Duct tape challenge: What is the YouTube craze that left a teenager with serious head injury?

The trend hit the media this week following a serious injury 

Will Worley@willrworley
Thursday 28 January 2016 13:43
A man is filmed taking part in the ‘duct tape challenge'
A man is filmed taking part in the ‘duct tape challenge'

A teenager left badly hurt after taking part in the 'duct tape challenge' ensured the internet craze made headlines across the world.

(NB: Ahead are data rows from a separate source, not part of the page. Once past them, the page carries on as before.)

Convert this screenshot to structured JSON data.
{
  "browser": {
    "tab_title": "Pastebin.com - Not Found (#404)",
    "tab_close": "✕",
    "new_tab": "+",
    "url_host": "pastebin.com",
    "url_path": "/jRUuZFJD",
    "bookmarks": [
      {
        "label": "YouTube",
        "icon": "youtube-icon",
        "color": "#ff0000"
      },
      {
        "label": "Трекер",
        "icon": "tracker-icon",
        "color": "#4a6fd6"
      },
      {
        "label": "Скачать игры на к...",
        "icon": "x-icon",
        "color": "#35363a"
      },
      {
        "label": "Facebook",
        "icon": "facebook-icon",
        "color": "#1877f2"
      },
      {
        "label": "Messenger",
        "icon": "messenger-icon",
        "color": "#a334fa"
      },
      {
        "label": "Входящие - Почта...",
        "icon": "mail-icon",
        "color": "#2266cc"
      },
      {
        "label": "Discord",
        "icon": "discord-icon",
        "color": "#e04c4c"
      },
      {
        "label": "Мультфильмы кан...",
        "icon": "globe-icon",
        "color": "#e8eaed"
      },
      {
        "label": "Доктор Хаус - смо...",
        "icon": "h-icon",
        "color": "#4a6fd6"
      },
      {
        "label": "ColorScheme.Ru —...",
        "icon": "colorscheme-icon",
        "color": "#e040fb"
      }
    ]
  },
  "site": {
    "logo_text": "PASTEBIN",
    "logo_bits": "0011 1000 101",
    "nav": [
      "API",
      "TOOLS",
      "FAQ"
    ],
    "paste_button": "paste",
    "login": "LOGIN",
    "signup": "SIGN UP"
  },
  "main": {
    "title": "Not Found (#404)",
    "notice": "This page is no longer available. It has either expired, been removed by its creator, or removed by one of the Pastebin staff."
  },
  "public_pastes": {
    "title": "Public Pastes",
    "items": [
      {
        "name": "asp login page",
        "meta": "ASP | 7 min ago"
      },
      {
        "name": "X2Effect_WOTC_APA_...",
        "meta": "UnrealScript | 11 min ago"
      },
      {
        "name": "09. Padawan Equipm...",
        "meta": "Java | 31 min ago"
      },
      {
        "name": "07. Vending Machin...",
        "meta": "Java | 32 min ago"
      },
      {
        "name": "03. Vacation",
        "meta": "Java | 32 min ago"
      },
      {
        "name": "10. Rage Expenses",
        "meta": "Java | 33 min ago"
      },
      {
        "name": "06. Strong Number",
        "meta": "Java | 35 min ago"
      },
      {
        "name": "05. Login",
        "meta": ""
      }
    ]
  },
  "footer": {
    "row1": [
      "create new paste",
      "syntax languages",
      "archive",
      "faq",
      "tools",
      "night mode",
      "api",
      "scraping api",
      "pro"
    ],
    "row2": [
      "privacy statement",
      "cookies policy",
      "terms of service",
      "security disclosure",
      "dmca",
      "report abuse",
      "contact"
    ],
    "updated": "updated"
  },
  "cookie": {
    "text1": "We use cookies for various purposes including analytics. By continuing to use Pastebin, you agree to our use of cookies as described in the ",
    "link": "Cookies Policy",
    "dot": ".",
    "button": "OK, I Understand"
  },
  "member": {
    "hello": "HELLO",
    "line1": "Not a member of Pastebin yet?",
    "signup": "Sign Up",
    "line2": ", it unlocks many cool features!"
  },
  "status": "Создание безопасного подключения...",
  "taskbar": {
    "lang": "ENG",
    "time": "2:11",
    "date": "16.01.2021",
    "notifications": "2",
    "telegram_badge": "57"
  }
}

Fourteen-year-old Skylar Fish suffered severe head injuries, a brain aneurysm and damage to his eye socket - prompting serious questions as to the potential risks associated with the 'challenge'.

What is the duct tape challenge?

Participants are tied with the strong adhesive up for three minutes, and then have three minutes to escape. The challenge and reaction is recorded and the video posted to social media, where it is often widely shared using the hashtag #ducttapechallenge.

It is a more extreme example among a series of internet trends that involve people embarrassing themselves on video while completing various uncomfortable challenges.

Less contentious examples include the 'ice bucket challenge', which saw people such as Bill Gates and Steven Spielberg being soaked with freezing cold water to raise money to fund research into Amyotrophic Lateral Sclerosis, a neurodegenerative disease. The duct tape challenge appears to involve no fundraising element.

How popular is it?

Some YouTube videos have received millions of views, and a search for 'duct tape challenge' on YouTube brings up 239,000 results. That is not counting the unknown number of school children who have played it just for fun, without posting to social media.

Screenshot from a video which had over 3.7 million views

Is it meant to be dangerous?

Seemingly not, although while many appear to have taken part in the challenge without suffering any harm, Skylar Fish's injuries show the potential for the game to go wrong.

He was standing unrestrained when taking part and accidentally fell onto a window frame, severely damaging his eye socket. A crowd-funding campaign is now helping to raise money for his medical bills.

Has anyone else been hurt by one of these internet challenges?

A 'gun selfies' craze, in which posters pose for photos with firearms was not only a trend of questionable ethics but also resulted in the death of 19-year-old Deleon Alonso Smith in Houston, Texas. Mr Smith accidentally shot himself in the throat while taking the pictures. A 21-year old woman in Russia also wounded herself doing the same thing.

Are there some less extreme internet crazes?

Yes. Planking, in which participants are photographed lying face down vertically in random places, appears entirely harmless.

However, some more extreme devotees took to planking across railway tracks and other unsafe places. In 2011, 20-year-old Australian Acton Beale fell to his death from the balcony of a seven-storey building after a night out.